Asimismo, el recurso carece de sustento al no identificar de manera clara y concreta en qué aspecto la decisión de la autoridad Ad quem resultaría lesiva para los derechos del recurrente. La jurisprudencia de este Tribunal ha sido clara en señalar que el recurso de casación debe exponer los agravios de manera fundamentada, especificando las normas presuntamente vulneradas y argumentando de manera coherente cómo la decisión impugnada incurrió en infracción de dichas normas. En ausencia de una fundamentación clara y precisa, como ocurre en el presente caso, el recurso no puede prosperar.
Tras la revisión exhaustiva del Auto de Vista impugnado, este Tribunal constata que la autoridad Ad quem trató de manera minuciosa los puntos de apelación planteados por el recurrente. El Tribunal no solo transcribió los agravios expuestos, sino que además los analizó de manera detallada, ofreciendo respuestas concretas y adecuadamente fundamentadas en hechos y derecho.

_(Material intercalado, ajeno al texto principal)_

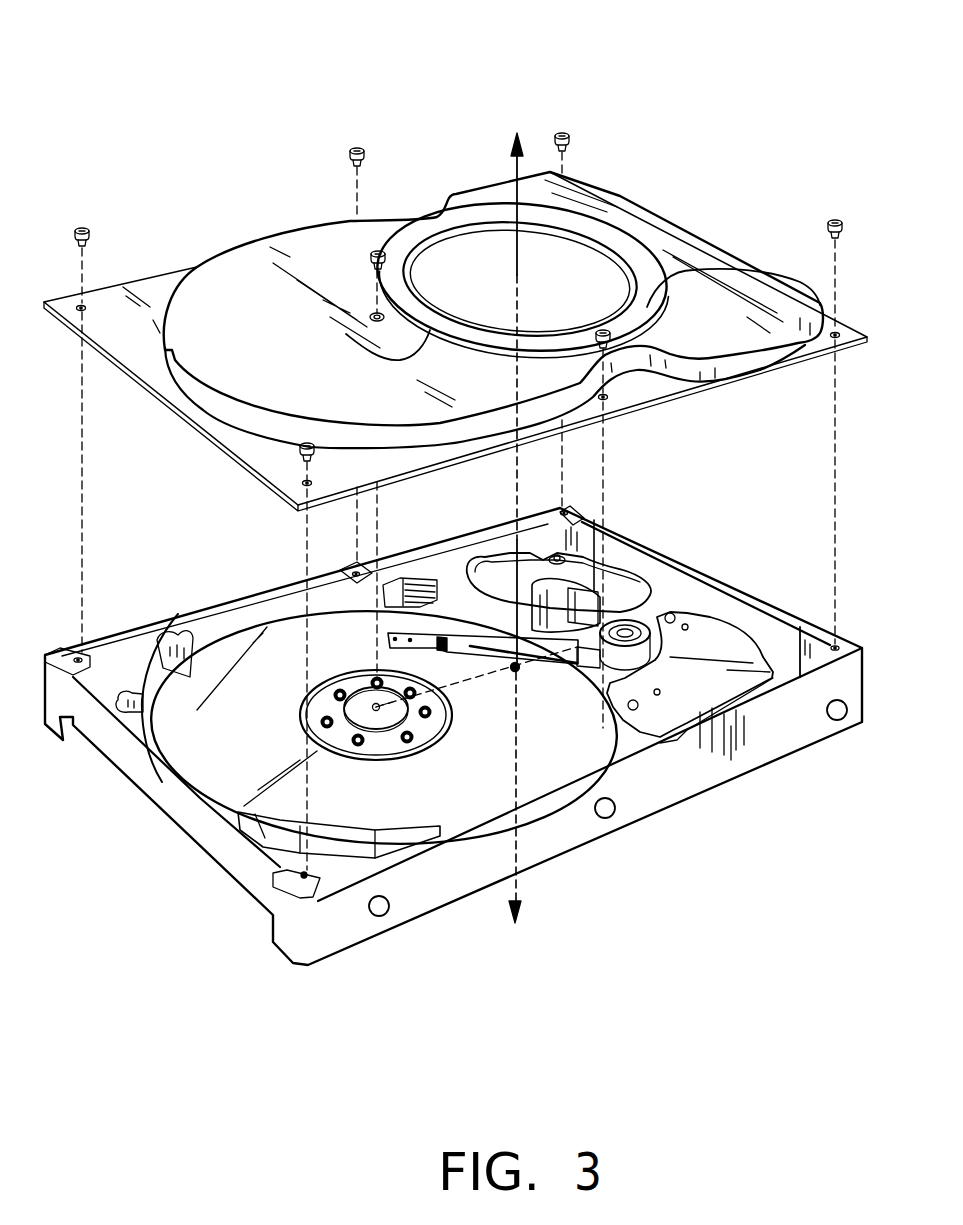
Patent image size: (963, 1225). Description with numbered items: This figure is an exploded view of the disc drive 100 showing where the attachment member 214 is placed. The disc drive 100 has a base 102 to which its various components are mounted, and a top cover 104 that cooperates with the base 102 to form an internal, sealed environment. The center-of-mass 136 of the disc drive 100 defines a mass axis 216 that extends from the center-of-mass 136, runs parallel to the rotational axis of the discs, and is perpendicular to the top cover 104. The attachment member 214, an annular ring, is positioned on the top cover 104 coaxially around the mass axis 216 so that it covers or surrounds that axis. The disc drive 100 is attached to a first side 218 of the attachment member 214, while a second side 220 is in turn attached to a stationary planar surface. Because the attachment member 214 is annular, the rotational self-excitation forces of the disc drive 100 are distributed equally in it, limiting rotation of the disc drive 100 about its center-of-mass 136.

The disc drive 100 is at (736, 102).
The base 102 is at (660, 608).
The top cover 104 is at (160, 295).
The center-of-mass 136 is at (520, 670).
The attachment member 214 is at (605, 236).
The mass axis 216 is at (514, 168).
The first side 218 is at (373, 350).
The second side 220 is at (650, 292).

El Tribunal de alzada, en su fallo, realizó un análisis exhaustivo de las pruebas y aplicó correctamente las disposiciones normativas aplicables al caso, respondiendo de manera clara a cada uno de los agravios planteados.
El recurrente también argumenta que la autoridad Ad quem debería haber realizado una valoración de las pruebas con mayor "pulcritud" y "detenimiento", criticando la supuesta superficialidad del análisis realizado. Sin embargo, este Tribunal observa que el análisis de la prueba realizado por el Tribunal de alzada fue exhaustivo y coherente con los principios de valoración probatoria, en particular los establecidos en el art. 1330 del Código Civil, que dispone que la prueba testifical debe valorarse tomando en cuenta la credibilidad personal de los testigos, las circunstancias en que se prestó la declaración y la eficacia probatoria de los hechos.
En este contexto, la prueba testifical aportada por el demandante, según lo valorado por la autoridad Ad quem, resultó insuficiente para acreditar los extremos de la demanda, en particular la posesión continua, pacífica y pública del bien por el tiempo exigido para la usucapión. El Tribunal de alzada aplicó correctamente el principio de la sana crítica al ponderar la credibilidad de los testigos y contrastar sus declaraciones con el resto del material probatorio, encontrando contradicciones relevantes que afectaron la convicción sobre los hechos alegados por el demandante.
Finalmente, el recurso presentado por el recurrente carece de los elementos necesarios para demostrar la existencia de una valoración arbitraria o incorrecta de la prueba. La autoridad Ad quem no solo valoró las pruebas de manera adecuada y conforme a los principios procesales, sino que también fundamentó su decisión en el derecho aplicable, por lo que no se advierte ninguna infracción de normas ni vulneración de derechos. En consecuencia, el agravio planteado por el recurrente en este punto resulta infundado.
Consiguientemente, en virtud a los fundamentos expuestos y toda vez que los reclamos denunciados no resultan evidentes, corresponde a este Tribunal de casación, fallar en la forma prevista por el art. 220. II del Código Procesal Civil.
POR TANTO: La Sala Civil del Tribunal Supremo de Justicia del Estado Plurinacional de Bolivia, con la facultad conferida por el art. 42.I num. 1 de la Ley del Órgano Judicial y en aplicación del art. 220.II del Código Procesal Civil, declara INFUNDADO el recurso de casación de fs. 530 a 534, interpuesto por Hugo Frías Herrera, contra el Auto de Vista N° 239/2024, de 05 de julio, cursante de fs. 521 a 526, pronunciado por la Sala Civil y Comercial Segunda del Tribunal Departamental de Justicia de Chuquisaca. Con costas y costos.
Se regulan los honorarios del abogado que contestó el recurso de casación en Bs. 1000.
Regístrese, comuníquese y devuélvase.
Relator: Mgdo. Juan Carlos Berrios Albizu.